一方、気鋭の検察官・冨永真一は、ある事件をきっかけに功績を認められ、特捜部に配属される。粘り強く次々に成果を出す冨永だったが、大学時代の親友の失踪を機に、奇妙な疑獄事件に巻き込まれてしまう。そしてその陰謀には、戦後の日本復興を支えた大物政治家の影があった。知らずうちに冨永は、宇宙開発を巡る戦後政治の闇に迫ることになる。
単行本
売国

売国

[出版社]
文藝春秋
[発売日]
2014年10月30日
[ISBN]
978-4-16-390142-8
[価 格]
1,750円(+税)
amazon/売国
作者の思い
東京地検特捜部を舞台にした小説を書こうと始まった『売国』は、同時に初めての“謀略小説”でもあります。
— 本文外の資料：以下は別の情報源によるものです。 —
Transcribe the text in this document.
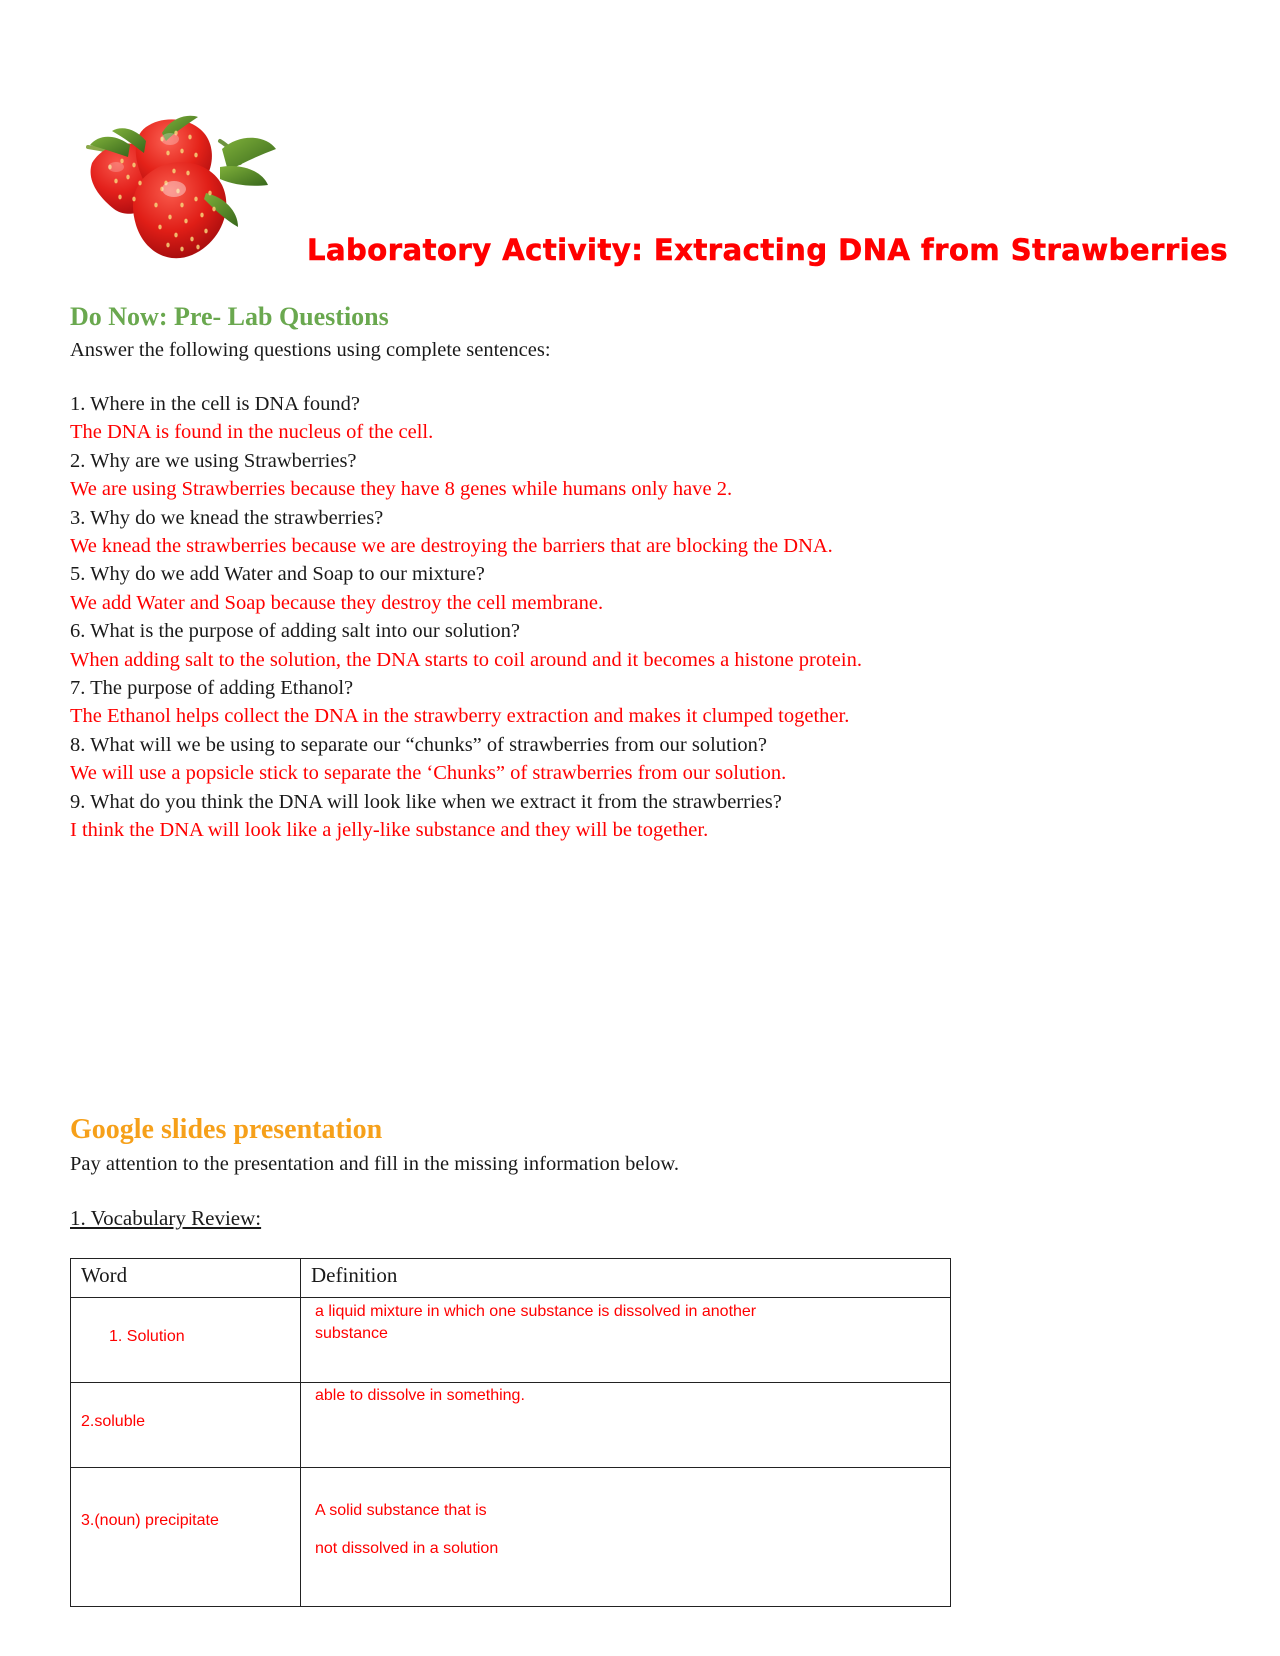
Laboratory Activity: Extracting DNA from Strawberries
Do Now: Pre- Lab Questions
Answer the following questions using complete sentences:
1. Where in the cell is DNA found?
The DNA is found in the nucleus of the cell.
2. Why are we using Strawberries?
We are using Strawberries because they have 8 genes while humans only have 2.
3. Why do we knead the strawberries?
We knead the strawberries because we are destroying the barriers that are blocking the DNA.
5. Why do we add Water and Soap to our mixture?
We add Water and Soap because they destroy the cell membrane.
6. What is the purpose of adding salt into our solution?
When adding salt to the solution, the DNA starts to coil around and it becomes a histone protein.
7. The purpose of adding Ethanol?
The Ethanol helps collect the DNA in the strawberry extraction and makes it clumped together.
8. What will we be using to separate our “chunks” of strawberries from our solution?
We will use a popsicle stick to separate the ‘Chunks” of strawberries from our solution.
9. What do you think the DNA will look like when we extract it from the strawberries?
I think the DNA will look like a jelly-like substance and they will be together.
Google slides presentation
Pay attention to the presentation and fill in the missing information below.
1. Vocabulary Review:
Word	Definition
1. Solution	a liquid mixture in which one substance is dissolved in another
substance

2.soluble	able to dissolve in something.

3.(noun) precipitate	A solid substance that is
not dissolved in a solution
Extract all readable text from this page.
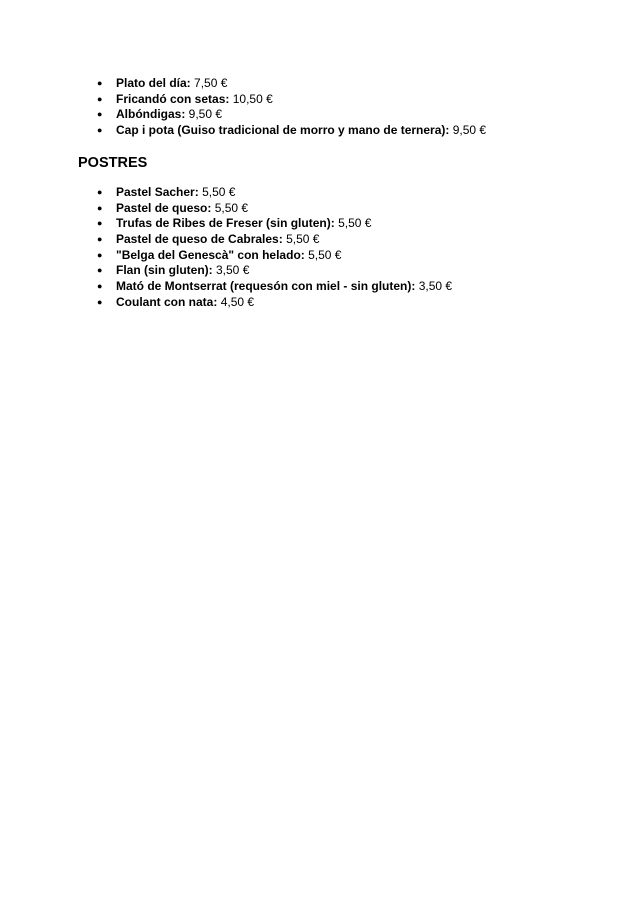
● Plato del día: 7,50 €
● Fricandó con setas: 10,50 €
● Albóndigas: 9,50 €
● Cap i pota (Guiso tradicional de morro y mano de ternera): 9,50 €
POSTRES
● Pastel Sacher: 5,50 €
● Pastel de queso: 5,50 €
● Trufas de Ribes de Freser (sin gluten): 5,50 €
● Pastel de queso de Cabrales: 5,50 €
● "Belga del Genescà" con helado: 5,50 €
● Flan (sin gluten): 3,50 €
● Mató de Montserrat (requesón con miel - sin gluten): 3,50 €
● Coulant con nata: 4,50 €
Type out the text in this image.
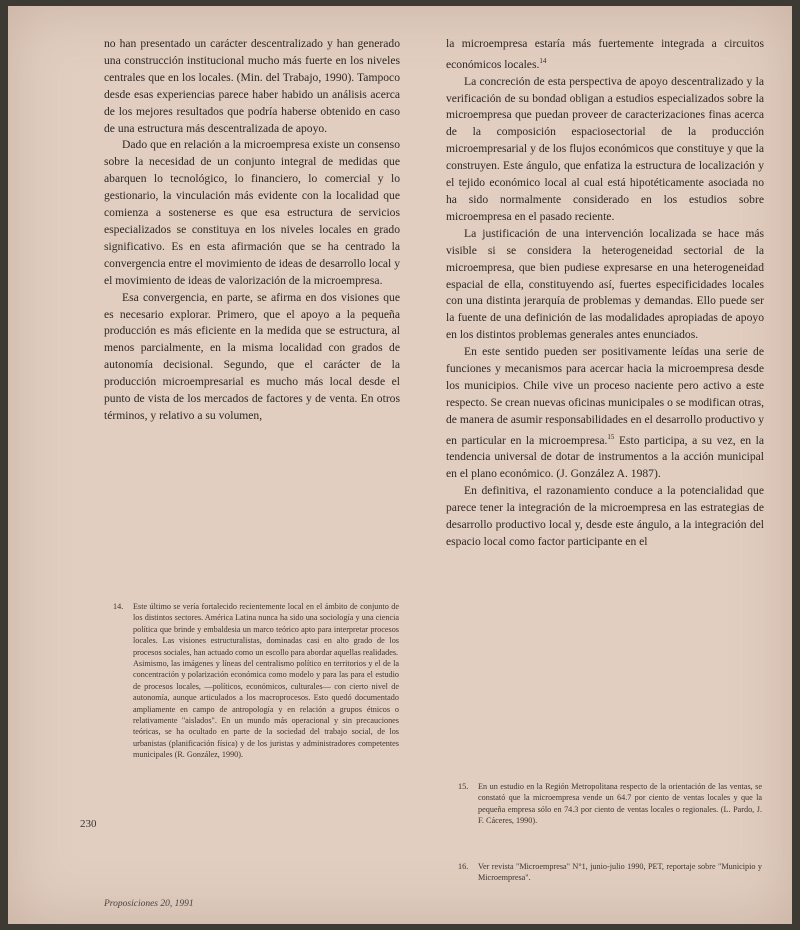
no han presentado un carácter descentralizado y han generado una construcción institucional mucho más fuerte en los niveles centrales que en los locales. (Min. del Trabajo, 1990). Tampoco desde esas experiencias parece haber habido un análisis acerca de los mejores resultados que podría haberse obtenido en caso de una estructura más descentralizada de apoyo.

Dado que en relación a la microempresa existe un consenso sobre la necesidad de un conjunto integral de medidas que abarquen lo tecnológico, lo financiero, lo comercial y lo gestionario, la vinculación más evidente con la localidad que comienza a sostenerse es que esa estructura de servicios especializados se constituya en los niveles locales en grado significativo. Es en esta afirmación que se ha centrado la convergencia entre el movimiento de ideas de desarrollo local y el movimiento de ideas de valorización de la microempresa.

Esa convergencia, en parte, se afirma en dos visiones que es necesario explorar. Primero, que el apoyo a la pequeña producción es más eficiente en la medida que se estructura, al menos parcialmente, en la misma localidad con grados de autonomía decisional. Segundo, que el carácter de la producción microempresarial es mucho más local desde el punto de vista de los mercados de factores y de venta. En otros términos, y relativo a su volumen,

la microempresa estaría más fuertemente integrada a circuitos económicos locales.$^{14}$

La concreción de esta perspectiva de apoyo descentralizado y la verificación de su bondad obligan a estudios especializados sobre la microempresa que puedan proveer de caracterizaciones finas acerca de la composición espaciosectorial de la producción microempresarial y de los flujos económicos que constituye y que la construyen. Este ángulo, que enfatiza la estructura de localización y el tejido económico local al cual está hipotéticamente asociada no ha sido normalmente considerado en los estudios sobre microempresa en el pasado reciente.

La justificación de una intervención localizada se hace más visible si se considera la heterogeneidad sectorial de la microempresa, que bien pudiese expresarse en una heterogeneidad espacial de ella, constituyendo así, fuertes especificidades locales con una distinta jerarquía de problemas y demandas. Ello puede ser la fuente de una definición de las modalidades apropiadas de apoyo en los distintos problemas generales antes enunciados.

En este sentido pueden ser positivamente leídas una serie de funciones y mecanismos para acercar hacia la microempresa desde los municipios. Chile vive un proceso naciente pero activo a este respecto. Se crean nuevas oficinas municipales o se modifican otras, de manera de asumir responsabilidades en el desarrollo productivo y en particular en la microempresa.$^{15}$ Esto participa, a su vez, en la tendencia universal de dotar de instrumentos a la acción municipal en el plano económico. (J. González A. 1987).

En definitiva, el razonamiento conduce a la potencialidad que parece tener la integración de la microempresa en las estrategias de desarrollo productivo local y, desde este ángulo, a la integración del espacio local como factor participante en el

14. Este último se vería fortalecido recientemente local en el ámbito de conjunto de los distintos sectores. América Latina nunca ha sido una sociología y una ciencia política que brinde y embaldesia un marco teórico apto para interpretar procesos locales. Las visiones estructuralistas, dominadas casi en alto grado de los procesos sociales, han actuado como un escollo para abordar aquellas realidades.

Asimismo, las imágenes y líneas del centralismo político en territorios y el de la concentración y polarización económica como modelo y para las para el estudio de procesos locales, —políticos, económicos, culturales— con cierto nivel de autonomía, aunque articulados a los macroprocesos. Esto quedó documentado ampliamente en campo de antropología y en relación a grupos étnicos o relativamente "aislados". En un mundo más operacional y sin precauciones teóricas, se ha ocultado en parte de la sociedad del trabajo social, de los urbanistas (planificación física) y de los juristas y administradores competentes municipales (R. González, 1990).

15. En un estudio en la Región Metropolitana respecto de la orientación de las ventas, se constató que la microempresa vende un 64.7 por ciento de ventas locales y que la pequeña empresa sólo en 74.3 por ciento de ventas locales o regionales. (L. Pardo, J. F. Cáceres, 1990).
16. Ver revista "Microempresa" N°1, junio-julio 1990, PET, reportaje sobre "Municipio y Microempresa".
230
Proposiciones 20, 1991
しかも、敵は日本と最も親密だと思われているかの国……。そんな設定で、私が日本の成長産業として注目している宇宙開発の可能性を描きました。
「はやぶさ」の成功で、一気に世間の注目を浴びた日本の宇宙開発ですが、米国国防総省からも支援を受けているNASAとは規模も資金も、弱小です。しかも、歴史的な背景から、日本国内の宇宙開発自体が一枚岩ではない。
しかし、日本の宇宙開発は、欧米や中国が真似のできない部分があり、その分野に積極的な国家的支援があれば、宇宙産業のリーダーともなれるものがたくさんあります。
『売国』では、どこまでも証拠第一主義を貫く特捜検事と夢と希望を持って宇宙開発研究に邁進する若き研究者の二人を主人公に据え、物語を展開していきます。
少し仰々しいタイトルですが、エンターテインメントに徹した上で、二人の主人公の行動によって暴かれていく隠された日本の戦後史を読み取って戴ければ幸いです。